Sugar levels in Frosties and Coco Pops (currently 37% and 35%) will be cut by an unspecified amount. “We have lots more testing to do, and some technical barriers to overcome and only when we’re confident that shoppers will love the produce will we bring the food to market” said a Kellogg’s spokesman. But the intention is to remove 723 tonnes of sugar from its portfolio this year.
“While it’s our aspiration to lower sugar in our kid’s foods, if during testing consumers say they don’t want it, we won’t, the spokesman added. The two brands suffered a combined £5.8m loss last year [IRI 52 w/e 5 December 2015] as the cereals market fell by £71m.
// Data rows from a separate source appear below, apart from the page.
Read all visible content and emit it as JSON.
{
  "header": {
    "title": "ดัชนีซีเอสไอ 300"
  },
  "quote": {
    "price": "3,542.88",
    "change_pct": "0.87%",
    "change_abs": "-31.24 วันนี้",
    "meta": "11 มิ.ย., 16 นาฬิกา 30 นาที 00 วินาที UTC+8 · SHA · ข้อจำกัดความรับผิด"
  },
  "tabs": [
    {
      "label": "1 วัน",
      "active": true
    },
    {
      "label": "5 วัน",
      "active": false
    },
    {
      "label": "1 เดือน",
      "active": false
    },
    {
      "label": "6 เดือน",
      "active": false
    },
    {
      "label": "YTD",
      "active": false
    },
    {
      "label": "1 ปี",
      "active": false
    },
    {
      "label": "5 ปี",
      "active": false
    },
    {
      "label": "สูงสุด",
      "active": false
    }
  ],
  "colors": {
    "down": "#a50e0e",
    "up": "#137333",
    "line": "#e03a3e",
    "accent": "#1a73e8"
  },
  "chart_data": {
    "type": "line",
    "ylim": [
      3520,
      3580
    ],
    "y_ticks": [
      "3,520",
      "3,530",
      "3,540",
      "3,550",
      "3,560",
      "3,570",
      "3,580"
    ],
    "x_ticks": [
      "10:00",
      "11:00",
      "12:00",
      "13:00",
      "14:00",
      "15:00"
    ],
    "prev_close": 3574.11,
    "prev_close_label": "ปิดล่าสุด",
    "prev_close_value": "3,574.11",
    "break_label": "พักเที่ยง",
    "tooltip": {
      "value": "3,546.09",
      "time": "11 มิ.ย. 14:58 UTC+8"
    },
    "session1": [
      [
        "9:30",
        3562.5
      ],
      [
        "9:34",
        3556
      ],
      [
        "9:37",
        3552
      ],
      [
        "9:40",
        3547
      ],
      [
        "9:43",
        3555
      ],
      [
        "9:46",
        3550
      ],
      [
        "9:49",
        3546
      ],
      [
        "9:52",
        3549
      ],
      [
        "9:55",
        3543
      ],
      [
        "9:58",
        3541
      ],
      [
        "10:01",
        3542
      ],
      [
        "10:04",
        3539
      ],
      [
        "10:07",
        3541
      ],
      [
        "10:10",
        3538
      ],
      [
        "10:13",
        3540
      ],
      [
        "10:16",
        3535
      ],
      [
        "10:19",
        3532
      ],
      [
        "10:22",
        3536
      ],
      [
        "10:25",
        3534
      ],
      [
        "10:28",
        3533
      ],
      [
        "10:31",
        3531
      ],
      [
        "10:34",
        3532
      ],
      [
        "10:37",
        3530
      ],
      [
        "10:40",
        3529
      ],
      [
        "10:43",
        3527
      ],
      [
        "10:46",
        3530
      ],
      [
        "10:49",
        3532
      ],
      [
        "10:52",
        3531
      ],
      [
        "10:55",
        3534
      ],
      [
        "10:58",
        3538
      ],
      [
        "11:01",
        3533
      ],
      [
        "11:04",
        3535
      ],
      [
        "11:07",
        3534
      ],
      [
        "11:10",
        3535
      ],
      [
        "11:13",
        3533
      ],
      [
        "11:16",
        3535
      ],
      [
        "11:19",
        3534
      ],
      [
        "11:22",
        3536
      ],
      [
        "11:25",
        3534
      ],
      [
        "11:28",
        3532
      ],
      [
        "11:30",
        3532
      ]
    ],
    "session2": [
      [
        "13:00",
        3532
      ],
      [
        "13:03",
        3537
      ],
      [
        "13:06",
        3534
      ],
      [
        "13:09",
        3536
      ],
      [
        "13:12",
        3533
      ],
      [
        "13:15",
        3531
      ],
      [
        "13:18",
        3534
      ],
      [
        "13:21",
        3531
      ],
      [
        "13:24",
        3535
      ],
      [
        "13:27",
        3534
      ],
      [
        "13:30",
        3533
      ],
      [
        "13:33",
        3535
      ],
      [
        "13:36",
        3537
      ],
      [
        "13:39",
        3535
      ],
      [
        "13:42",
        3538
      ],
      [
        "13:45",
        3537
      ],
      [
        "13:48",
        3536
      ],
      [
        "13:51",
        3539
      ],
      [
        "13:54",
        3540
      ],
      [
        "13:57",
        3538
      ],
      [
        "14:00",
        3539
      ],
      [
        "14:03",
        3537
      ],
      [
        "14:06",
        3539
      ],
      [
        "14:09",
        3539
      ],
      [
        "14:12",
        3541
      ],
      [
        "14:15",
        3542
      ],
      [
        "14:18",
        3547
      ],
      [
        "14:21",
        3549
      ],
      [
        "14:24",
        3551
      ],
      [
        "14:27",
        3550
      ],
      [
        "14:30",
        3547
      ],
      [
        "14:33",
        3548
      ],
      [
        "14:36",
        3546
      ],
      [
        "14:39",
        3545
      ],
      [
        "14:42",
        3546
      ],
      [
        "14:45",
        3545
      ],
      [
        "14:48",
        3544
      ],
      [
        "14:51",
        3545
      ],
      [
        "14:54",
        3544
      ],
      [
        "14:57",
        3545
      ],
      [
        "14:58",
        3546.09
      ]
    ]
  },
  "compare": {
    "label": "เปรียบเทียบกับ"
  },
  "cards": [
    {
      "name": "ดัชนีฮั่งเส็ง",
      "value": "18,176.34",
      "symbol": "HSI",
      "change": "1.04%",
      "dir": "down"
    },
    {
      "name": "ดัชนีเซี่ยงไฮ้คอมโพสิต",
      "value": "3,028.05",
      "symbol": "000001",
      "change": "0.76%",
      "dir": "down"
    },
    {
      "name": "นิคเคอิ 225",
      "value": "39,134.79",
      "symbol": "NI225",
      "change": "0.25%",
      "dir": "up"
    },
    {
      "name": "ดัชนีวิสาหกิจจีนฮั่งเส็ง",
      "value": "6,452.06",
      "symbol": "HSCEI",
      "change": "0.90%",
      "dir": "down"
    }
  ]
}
Coco Pops was hardest hit, down £3.7m, while Frosties fell £2.1m.
“We’re committed to offering people more of what they want in our foods, such as fibre and visible grains, and less of what they don’t want, such as salt and sugar,” said Kellogg’s commercial director for cereals Gareth Maguire.
Although Frosties and Coco Pops are two of the most sugary cereals on the market, Maguire said other factors were to blame for the decline: “We haven’t heard anything from consumers to suggest sugar is the reason behind the drop.”
Kellogg’s launched Reduced Sugar Frosties in 2004 but later pulled the variant after disappointing sales and criticism over its 25% sugar content and elevated salt levels. “That was a sugar reduction too soon. Consumers weren’t ready for it,” said Maguire. “We think the situation has changed.”
This week Waitrose announced plans to cut nearly two tonnes of sugar from its own-label cereals. Essential Corn Flakes, one of Waitrose’s top-selling cereals, will have 15% of its sugar removed and Honey Nut Corn Flakes and Choco Pops will undergo significant reductions.
“Breakfast is an essential part of a healthy lifestyle so Waitrose will continue to focus attention on cereals and other popular breakfast choices such as sweet pastries, smoothies, yoghurts and juices, so we really can help customers make a healthier choice,” said nutrition manager Moira Howie.
Waitrose claims to have removed seven tonnes of sugar from its own-label chilled juices in the past year, and a further 14.6 tonnes from its yoghurts.